Pakistan’s vision for education

The crux of his seminar was that Atta-ur-Rahman as the Minister of Education wanted to make a difference with the vision coming from his thinking that the future of Pakistan, if it is to come out of poverty, has to be through education. He quoted Tony Blair whose reply to a question on investment by state – education, education and education!

Atta Rahman was frank and forthright and he had results to show and for those who always want to know ‘show me results prior to commitments,’ they were there in abundance. He said if one wants a change of this magnitude, it has to be backed to the hilt by the top.

That is exactly what President General Pervez Musharraf has done and throughout his presentation the General was mentioned quite a few times. It was clear that the leader had confidence in his advisor and without reservation.

It appeared that it was a case of empathy too and not a case of sympathy – the General’s support had been a key factor. That strong understanding during his nine-year rule had led to strengthening the foundation for Pakistani’s knowledge economy.



Stranger than fiction

His opening remarks were that the truth in time to come is going to be stranger than fiction. The world is going to be much more different thanks to science, technology and innovation of course delivered by creative individuals and teams.

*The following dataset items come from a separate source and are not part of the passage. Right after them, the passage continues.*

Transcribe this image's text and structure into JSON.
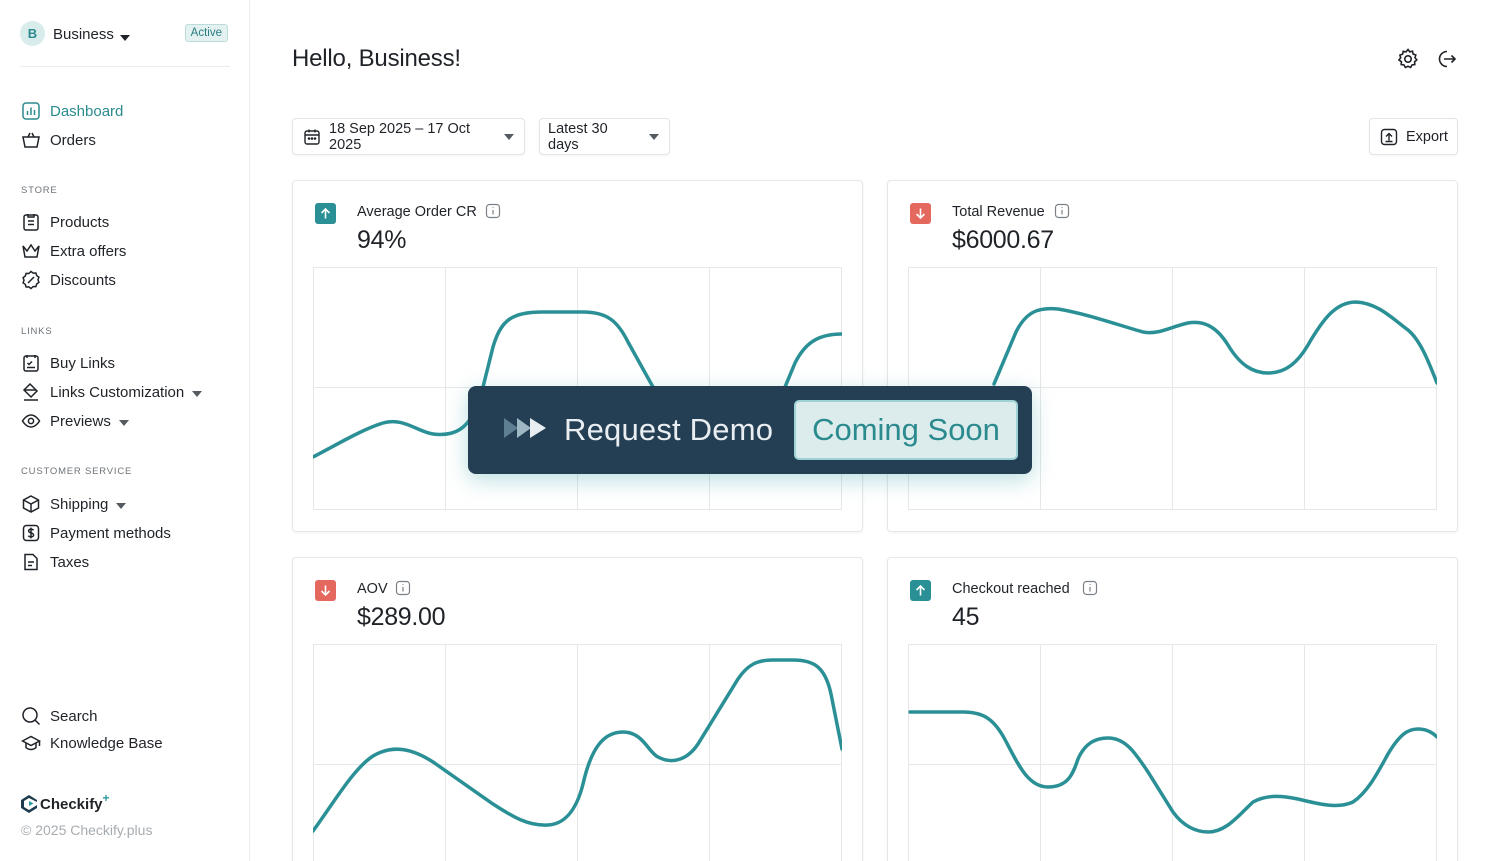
{
  "account": {
    "initial": "B",
    "name": "Business",
    "status": "Active"
  },
  "nav": {
    "main": [
      {
        "label": "Dashboard",
        "icon": "chart-icon",
        "active": true
      },
      {
        "label": "Orders",
        "icon": "basket-icon"
      }
    ],
    "store": {
      "label": "STORE",
      "items": [
        {
          "label": "Products",
          "icon": "clipboard-icon"
        },
        {
          "label": "Extra offers",
          "icon": "crown-icon"
        },
        {
          "label": "Discounts",
          "icon": "discount-badge-icon"
        }
      ]
    },
    "links": {
      "label": "LINKS",
      "items": [
        {
          "label": "Buy Links",
          "icon": "calendar-list-icon"
        },
        {
          "label": "Links Customization",
          "icon": "paint-bucket-icon"
        },
        {
          "label": "Previews",
          "icon": "eye-icon"
        }
      ]
    },
    "customer_service": {
      "label": "CUSTOMER SERVICE",
      "items": [
        {
          "label": "Shipping",
          "icon": "box-icon"
        },
        {
          "label": "Payment methods",
          "icon": "dollar-icon"
        },
        {
          "label": "Taxes",
          "icon": "document-icon"
        }
      ]
    },
    "bottom": [
      {
        "label": "Search",
        "icon": "search-icon"
      },
      {
        "label": "Knowledge Base",
        "icon": "graduation-cap-icon"
      }
    ]
  },
  "brand": {
    "name": "Checkify",
    "plus": "+",
    "copyright": "© 2025 Checkify.plus"
  },
  "header": {
    "greeting": "Hello, Business!"
  },
  "filters": {
    "date_range": "18 Sep 2025 – 17 Oct 2025",
    "period": "Latest 30 days",
    "export_label": "Export"
  },
  "colors": {
    "accent": "#2a9096",
    "trend_up": "#2a9096",
    "trend_down": "#e4685e",
    "overlay_bg": "#243f53"
  },
  "metrics": [
    {
      "label": "Average Order CR",
      "value": "94%",
      "trend": "up"
    },
    {
      "label": "Total Revenue",
      "value": "$6000.67",
      "trend": "down"
    },
    {
      "label": "AOV",
      "value": "$289.00",
      "trend": "down"
    },
    {
      "label": "Checkout reached",
      "value": "45",
      "trend": "up"
    }
  ],
  "demo": {
    "label": "Request Demo",
    "badge": "Coming Soon"
  }
}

If the teams are not from your economy, such developments will suck your resources from your economies and you do not need huge amount of gray cells to figure out who will come out better in the process. A simple way to look at is how much will flow out to bring in a Hummer or a Lamborghini to Galle Road and how you expect to generate that capital requirement both in capex and opex terms. If innovation is from within, the suction effect is yours.

He had a few interesting examples – meta materials based clothing that will make you invisible, bullet proof paper, cars that will run on old newspapers, cars that will run on air and will be driven by thought, anti-ageing compounds, stem cell revolution, blind seeing with their tongues, etc.

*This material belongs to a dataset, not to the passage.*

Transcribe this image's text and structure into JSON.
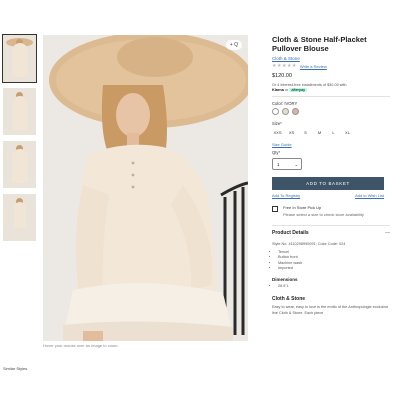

He emphasised that these examples are today available in university labs awaiting development up to commercial level. Returns on such developments are simply unimaginable and you are going oil free, driver free, with zero visibility!

I am not sure what business or accountancy course is addressing such calculations. As such development in time to come has to be through fostering creativity and not through monthly meetings and minute verifications. Budgeting and planning from past experiences will not do you or anybody else much good.

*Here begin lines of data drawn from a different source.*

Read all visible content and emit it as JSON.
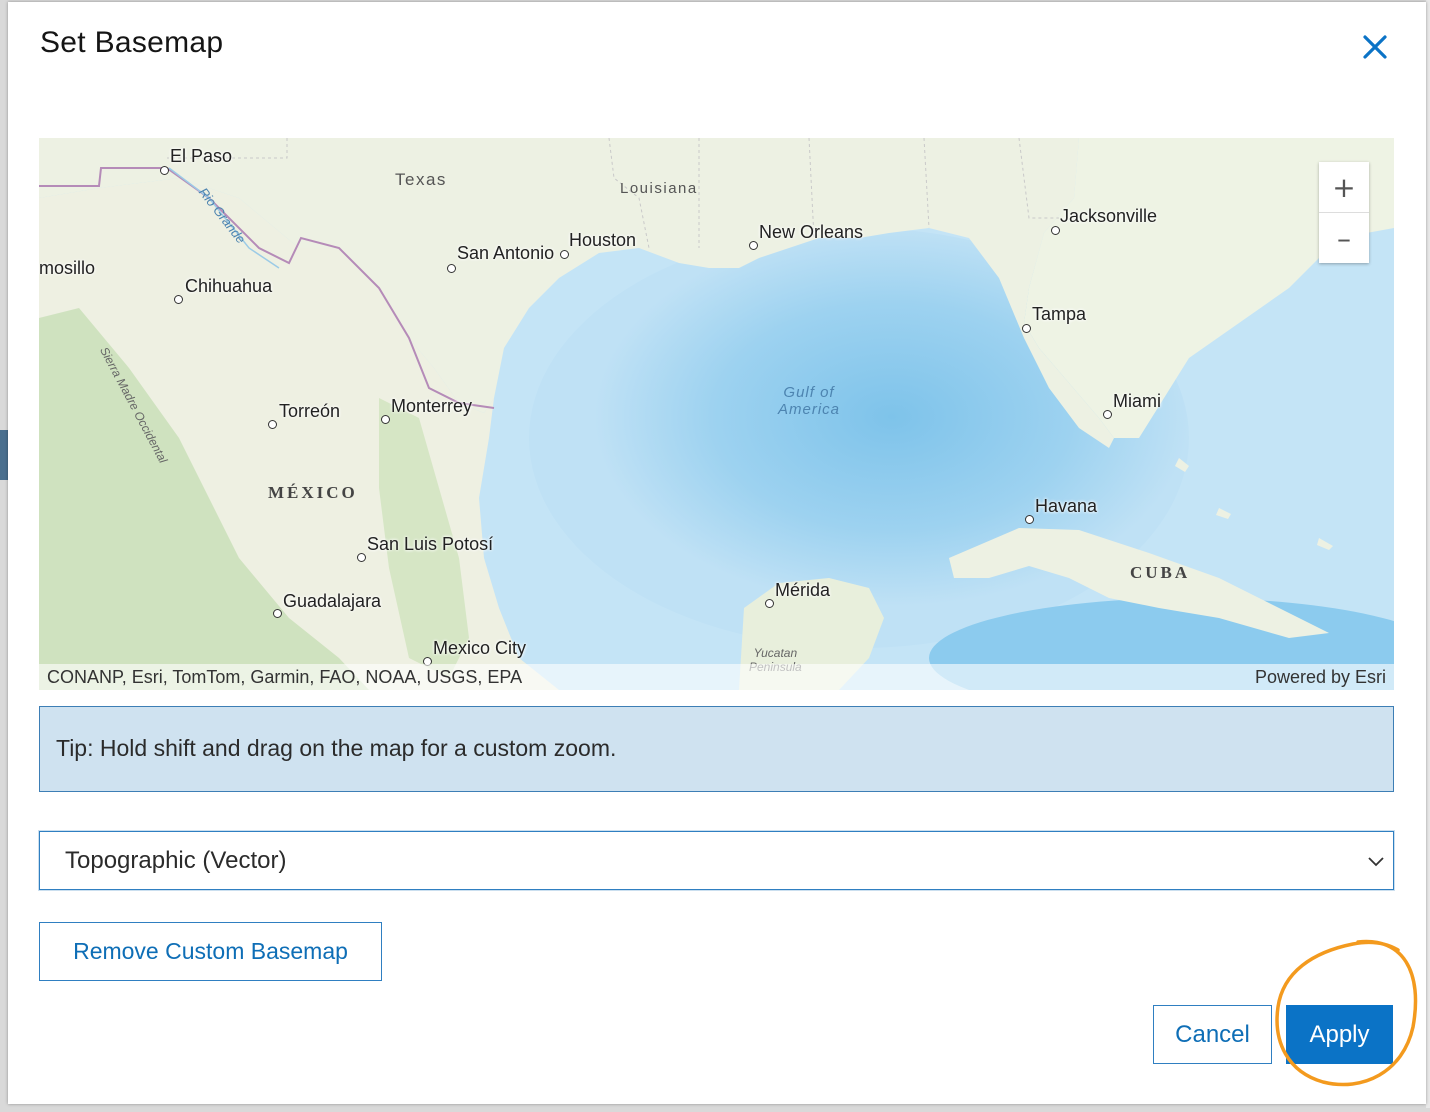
{
  "dialog": {
    "title": "Set Basemap",
    "close_icon": "close-icon"
  },
  "map": {
    "zoom_in_label": "+",
    "zoom_out_label": "–",
    "attribution_left": "CONANP, Esri, TomTom, Garmin, FAO, NOAA, USGS, EPA",
    "attribution_right": "Powered by Esri",
    "labels": {
      "el_paso": "El Paso",
      "texas": "Texas",
      "louisiana": "Louisiana",
      "houston": "Houston",
      "san_antonio": "San Antonio",
      "new_orleans": "New Orleans",
      "jacksonville": "Jacksonville",
      "hermosillo": "mosillo",
      "chihuahua": "Chihuahua",
      "tampa": "Tampa",
      "gulf_line1": "Gulf of",
      "gulf_line2": "America",
      "miami": "Miami",
      "torreon": "Torreón",
      "monterrey": "Monterrey",
      "mexico": "MÉXICO",
      "havana": "Havana",
      "cuba": "CUBA",
      "san_luis_potosi": "San Luis Potosí",
      "merida": "Mérida",
      "guadalajara": "Guadalajara",
      "mexico_city": "Mexico City",
      "yucatan_line1": "Yucatan",
      "yucatan_line2": "Peninsula",
      "rio_grande": "Rio Grande",
      "sierra_madre": "Sierra Madre Occidental"
    }
  },
  "tip": {
    "text": "Tip: Hold shift and drag on the map for a custom zoom."
  },
  "basemap_select": {
    "selected": "Topographic (Vector)"
  },
  "buttons": {
    "remove_custom": "Remove Custom Basemap",
    "cancel": "Cancel",
    "apply": "Apply"
  },
  "colors": {
    "accent": "#0b73c6",
    "annotation": "#f39a1e",
    "tip_background": "#cfe2f0"
  }
}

Yes, truth indeed is stranger than fiction and living in a country that Arthur C. Clarke so admired, we should doing things differently. It is a pity the individual is going to be a mere passenger in the current time capsule. If the intent is to breathe, eat three meals and live with 20 times the happiness, it is a different story which nobody would be interested in and you can buy yourself a second-hand copy of Alice in Wonderland lie on a sofa in front of the idiot box and go to sleep.

 



Big dreams

The critics would be there, he said. However, you have to persist. If the intentions are clear and the gains are for the nation, nothing should stop you. Some steps actually are quite unimaginable – 6,000% increase in the development budget of the Science Ministry, 2,400% increase in the development budget of higher education, salary increase to professors at five times that of a federal minister with a 75% tax waiver, world’s largest Fulbright scholarship program with 50% of the budget coming from the Pakistani side, US$ 100,000 research grant with assured job position to a returning scholar, etc.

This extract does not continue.